Nebraska football defensive back Phalen Stanford stood at the podium and said the words that are going to convince fans they can determine who’s trying and who isn’t by who made the tackle and who didn’t.
“We’re in the process of finding out who’s one of us right now,” he said.
Hoo boy.
Nebraska football’s Red Scare returns
It’s not a bad thing that everyone on the Nebraska football team is on the same page when it comes to needing better effort. Better approach. But we’ve been through the weekly talks about culture and who really cared.
It was the centerpiece of the Scott Frost era. Everytime Frost and his coaches made a dreadful decision, it was really about the culture. Every time the Huskers lost, it wasn’t because of poor play or poor decisions. It was buy-in.
"“I can put the guys in the best scheme, the best offensive plays, the best defensive plays I can come up with. But at the end of the day, if we don’t have corners who can run through tackles and knife-knees, if we don’t have O-linemen coming off the ball, if we don’t have people holding each other accountable, and we don’t have our team making smart decisions and grinding and working hard, I’m not sure the best scheme in the world matters.”"

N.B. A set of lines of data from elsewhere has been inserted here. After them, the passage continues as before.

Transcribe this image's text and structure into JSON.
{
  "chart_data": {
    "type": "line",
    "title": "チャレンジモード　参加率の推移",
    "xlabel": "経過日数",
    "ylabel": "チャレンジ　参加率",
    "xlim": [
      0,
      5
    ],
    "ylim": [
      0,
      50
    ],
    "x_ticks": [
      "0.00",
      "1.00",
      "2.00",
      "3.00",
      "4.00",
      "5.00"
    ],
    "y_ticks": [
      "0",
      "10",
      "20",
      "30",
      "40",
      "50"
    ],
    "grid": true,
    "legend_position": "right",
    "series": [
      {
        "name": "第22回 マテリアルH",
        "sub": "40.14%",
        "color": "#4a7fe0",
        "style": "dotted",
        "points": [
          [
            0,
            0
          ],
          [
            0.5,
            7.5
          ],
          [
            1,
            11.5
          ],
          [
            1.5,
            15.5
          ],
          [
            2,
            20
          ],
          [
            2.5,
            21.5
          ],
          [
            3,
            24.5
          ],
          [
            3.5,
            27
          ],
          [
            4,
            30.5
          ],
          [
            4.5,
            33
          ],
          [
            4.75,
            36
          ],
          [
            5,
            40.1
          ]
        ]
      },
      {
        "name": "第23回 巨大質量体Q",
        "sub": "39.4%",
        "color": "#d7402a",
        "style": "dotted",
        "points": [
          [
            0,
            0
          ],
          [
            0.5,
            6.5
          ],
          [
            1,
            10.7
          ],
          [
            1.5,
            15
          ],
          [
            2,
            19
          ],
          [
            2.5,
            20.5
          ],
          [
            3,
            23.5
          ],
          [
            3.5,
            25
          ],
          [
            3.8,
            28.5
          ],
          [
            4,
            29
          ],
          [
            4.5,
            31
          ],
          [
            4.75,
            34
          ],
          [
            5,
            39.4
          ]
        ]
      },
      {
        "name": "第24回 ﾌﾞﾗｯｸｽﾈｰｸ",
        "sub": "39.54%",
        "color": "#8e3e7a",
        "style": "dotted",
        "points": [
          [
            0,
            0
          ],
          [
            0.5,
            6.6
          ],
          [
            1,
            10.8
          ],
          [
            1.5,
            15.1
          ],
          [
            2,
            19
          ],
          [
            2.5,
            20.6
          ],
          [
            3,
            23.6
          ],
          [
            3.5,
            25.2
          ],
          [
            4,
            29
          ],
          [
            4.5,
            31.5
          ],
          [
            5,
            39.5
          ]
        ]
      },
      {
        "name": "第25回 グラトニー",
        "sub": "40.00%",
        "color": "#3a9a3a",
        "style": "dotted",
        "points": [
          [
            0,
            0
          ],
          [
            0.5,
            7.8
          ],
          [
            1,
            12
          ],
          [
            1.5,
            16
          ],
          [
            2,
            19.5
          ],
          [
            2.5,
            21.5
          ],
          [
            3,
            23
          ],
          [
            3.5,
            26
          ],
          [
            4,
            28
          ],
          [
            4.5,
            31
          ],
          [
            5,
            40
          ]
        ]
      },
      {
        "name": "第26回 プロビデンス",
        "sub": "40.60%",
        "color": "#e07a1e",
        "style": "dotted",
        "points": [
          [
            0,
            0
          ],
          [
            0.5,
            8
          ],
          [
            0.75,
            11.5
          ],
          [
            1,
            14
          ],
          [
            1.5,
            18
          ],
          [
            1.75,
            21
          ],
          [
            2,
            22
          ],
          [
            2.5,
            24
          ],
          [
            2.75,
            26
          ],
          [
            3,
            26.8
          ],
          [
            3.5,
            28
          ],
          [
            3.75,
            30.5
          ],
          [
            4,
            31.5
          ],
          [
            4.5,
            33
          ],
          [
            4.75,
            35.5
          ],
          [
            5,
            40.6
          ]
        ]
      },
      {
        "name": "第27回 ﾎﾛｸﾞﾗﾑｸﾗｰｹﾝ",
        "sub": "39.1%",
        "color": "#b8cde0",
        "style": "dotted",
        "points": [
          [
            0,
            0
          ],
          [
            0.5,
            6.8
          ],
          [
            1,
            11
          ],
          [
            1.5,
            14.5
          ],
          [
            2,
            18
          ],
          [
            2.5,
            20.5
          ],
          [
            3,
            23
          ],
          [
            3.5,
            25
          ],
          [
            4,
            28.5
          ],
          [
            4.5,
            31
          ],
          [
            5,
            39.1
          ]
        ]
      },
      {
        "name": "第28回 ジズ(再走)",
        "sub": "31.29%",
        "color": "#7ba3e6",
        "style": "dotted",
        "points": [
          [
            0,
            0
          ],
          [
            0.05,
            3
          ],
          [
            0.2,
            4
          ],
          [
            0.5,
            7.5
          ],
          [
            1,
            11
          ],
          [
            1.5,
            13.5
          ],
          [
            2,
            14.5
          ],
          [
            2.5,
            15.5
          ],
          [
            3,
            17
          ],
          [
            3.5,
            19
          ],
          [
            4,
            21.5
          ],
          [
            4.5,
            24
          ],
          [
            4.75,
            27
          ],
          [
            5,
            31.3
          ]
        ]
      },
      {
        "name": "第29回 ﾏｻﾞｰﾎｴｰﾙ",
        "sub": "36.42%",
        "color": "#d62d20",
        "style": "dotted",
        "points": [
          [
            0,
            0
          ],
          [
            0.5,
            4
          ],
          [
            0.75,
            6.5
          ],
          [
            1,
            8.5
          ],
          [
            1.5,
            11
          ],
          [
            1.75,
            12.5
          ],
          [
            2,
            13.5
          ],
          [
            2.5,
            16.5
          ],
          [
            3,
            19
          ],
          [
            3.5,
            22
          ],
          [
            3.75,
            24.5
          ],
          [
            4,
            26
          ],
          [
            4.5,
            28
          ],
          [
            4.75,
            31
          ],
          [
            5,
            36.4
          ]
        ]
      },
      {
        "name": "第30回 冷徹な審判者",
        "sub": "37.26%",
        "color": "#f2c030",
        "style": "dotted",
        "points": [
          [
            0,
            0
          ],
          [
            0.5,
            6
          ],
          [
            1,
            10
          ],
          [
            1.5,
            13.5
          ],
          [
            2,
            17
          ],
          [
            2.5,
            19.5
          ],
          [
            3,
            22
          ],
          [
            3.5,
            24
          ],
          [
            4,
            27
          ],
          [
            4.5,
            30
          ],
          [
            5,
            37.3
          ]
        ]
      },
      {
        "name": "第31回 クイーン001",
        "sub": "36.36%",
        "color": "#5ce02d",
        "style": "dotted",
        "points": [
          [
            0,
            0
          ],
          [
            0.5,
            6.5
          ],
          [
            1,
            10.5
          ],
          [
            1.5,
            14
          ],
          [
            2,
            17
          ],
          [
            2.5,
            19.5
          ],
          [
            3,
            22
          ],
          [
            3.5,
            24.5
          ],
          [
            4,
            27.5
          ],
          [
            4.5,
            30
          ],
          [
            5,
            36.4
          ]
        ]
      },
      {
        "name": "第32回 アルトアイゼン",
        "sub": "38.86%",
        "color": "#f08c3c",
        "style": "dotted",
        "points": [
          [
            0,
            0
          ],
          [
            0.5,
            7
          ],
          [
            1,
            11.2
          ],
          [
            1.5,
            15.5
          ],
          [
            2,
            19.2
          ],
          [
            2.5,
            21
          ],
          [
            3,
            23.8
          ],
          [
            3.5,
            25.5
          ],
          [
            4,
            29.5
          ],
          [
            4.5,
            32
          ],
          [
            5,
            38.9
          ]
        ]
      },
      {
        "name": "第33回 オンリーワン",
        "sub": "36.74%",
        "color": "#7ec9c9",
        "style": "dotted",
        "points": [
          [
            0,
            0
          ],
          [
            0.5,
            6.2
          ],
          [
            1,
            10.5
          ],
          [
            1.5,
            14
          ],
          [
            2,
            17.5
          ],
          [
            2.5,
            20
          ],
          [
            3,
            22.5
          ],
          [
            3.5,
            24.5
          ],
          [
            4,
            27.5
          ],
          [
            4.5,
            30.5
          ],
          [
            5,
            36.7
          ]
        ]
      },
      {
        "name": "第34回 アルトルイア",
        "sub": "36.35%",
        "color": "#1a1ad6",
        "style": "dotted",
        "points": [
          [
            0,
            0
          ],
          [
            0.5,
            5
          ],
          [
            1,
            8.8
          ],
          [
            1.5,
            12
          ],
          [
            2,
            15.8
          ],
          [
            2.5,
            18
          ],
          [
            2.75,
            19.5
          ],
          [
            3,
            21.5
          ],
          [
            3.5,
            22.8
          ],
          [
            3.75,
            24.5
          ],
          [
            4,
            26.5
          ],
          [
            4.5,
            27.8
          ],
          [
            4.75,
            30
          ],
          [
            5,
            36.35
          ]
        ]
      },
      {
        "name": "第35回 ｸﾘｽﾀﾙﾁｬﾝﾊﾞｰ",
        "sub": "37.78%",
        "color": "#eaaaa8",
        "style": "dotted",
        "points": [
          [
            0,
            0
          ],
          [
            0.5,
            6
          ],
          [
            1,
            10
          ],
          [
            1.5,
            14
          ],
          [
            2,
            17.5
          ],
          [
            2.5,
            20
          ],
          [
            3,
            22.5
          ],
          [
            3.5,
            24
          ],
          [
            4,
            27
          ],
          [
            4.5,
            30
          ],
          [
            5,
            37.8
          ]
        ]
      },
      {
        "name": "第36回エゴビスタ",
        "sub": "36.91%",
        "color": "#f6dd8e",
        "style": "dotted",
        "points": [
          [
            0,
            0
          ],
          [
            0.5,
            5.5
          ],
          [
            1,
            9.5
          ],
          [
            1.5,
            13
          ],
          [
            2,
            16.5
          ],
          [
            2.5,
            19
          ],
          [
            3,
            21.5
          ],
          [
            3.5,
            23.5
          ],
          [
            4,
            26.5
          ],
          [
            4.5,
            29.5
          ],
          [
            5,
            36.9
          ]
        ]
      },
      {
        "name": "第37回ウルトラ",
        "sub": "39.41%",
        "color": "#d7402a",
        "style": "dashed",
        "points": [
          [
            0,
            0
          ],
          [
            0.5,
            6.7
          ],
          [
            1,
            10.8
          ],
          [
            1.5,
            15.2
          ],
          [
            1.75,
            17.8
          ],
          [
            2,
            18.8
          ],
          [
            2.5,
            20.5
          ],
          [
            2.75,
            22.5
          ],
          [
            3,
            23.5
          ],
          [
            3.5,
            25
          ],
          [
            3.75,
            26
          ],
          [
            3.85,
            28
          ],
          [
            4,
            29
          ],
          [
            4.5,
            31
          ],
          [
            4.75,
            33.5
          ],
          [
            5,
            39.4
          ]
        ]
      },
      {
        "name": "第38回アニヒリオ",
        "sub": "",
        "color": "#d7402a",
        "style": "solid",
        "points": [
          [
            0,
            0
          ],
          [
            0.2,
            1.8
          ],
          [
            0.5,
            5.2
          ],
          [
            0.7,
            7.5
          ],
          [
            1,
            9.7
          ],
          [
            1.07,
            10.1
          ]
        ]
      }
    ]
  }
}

Frost said that back in 2019. He kept saying. All the way up to the day he was cut loose.
It wasn’t just Frost saying it, either. Once the culture train started down the tracks, people outside the university started talking about what was going on with Nebraska football.
Last summer, just before Frost started his final season with the Huskers, anonymous coaches started talking about something wrong with the culture in his administration.
Perhaps this is simply the side effect of a program that has struggled as long as the Cornhuskers have. People want to figure out what’s wrong so they can fix it immediately. But that’s also a big problem.
What’s wrong with Nebraska football isn’t something that can be fixed right away. It’s going to take time. That’s one of the reasons Matt Rhule was hired. Because he knows how to fix a problem methodically.
Now that the conversation has started, it’s not going to stop until the Huskers start winning on the regular. They’ve got a chance to start a winning streak and qualifying for a bowl in the next month or two.
Hopefully, at that point, the talk about Nebraska football culture can be shoved back in the box.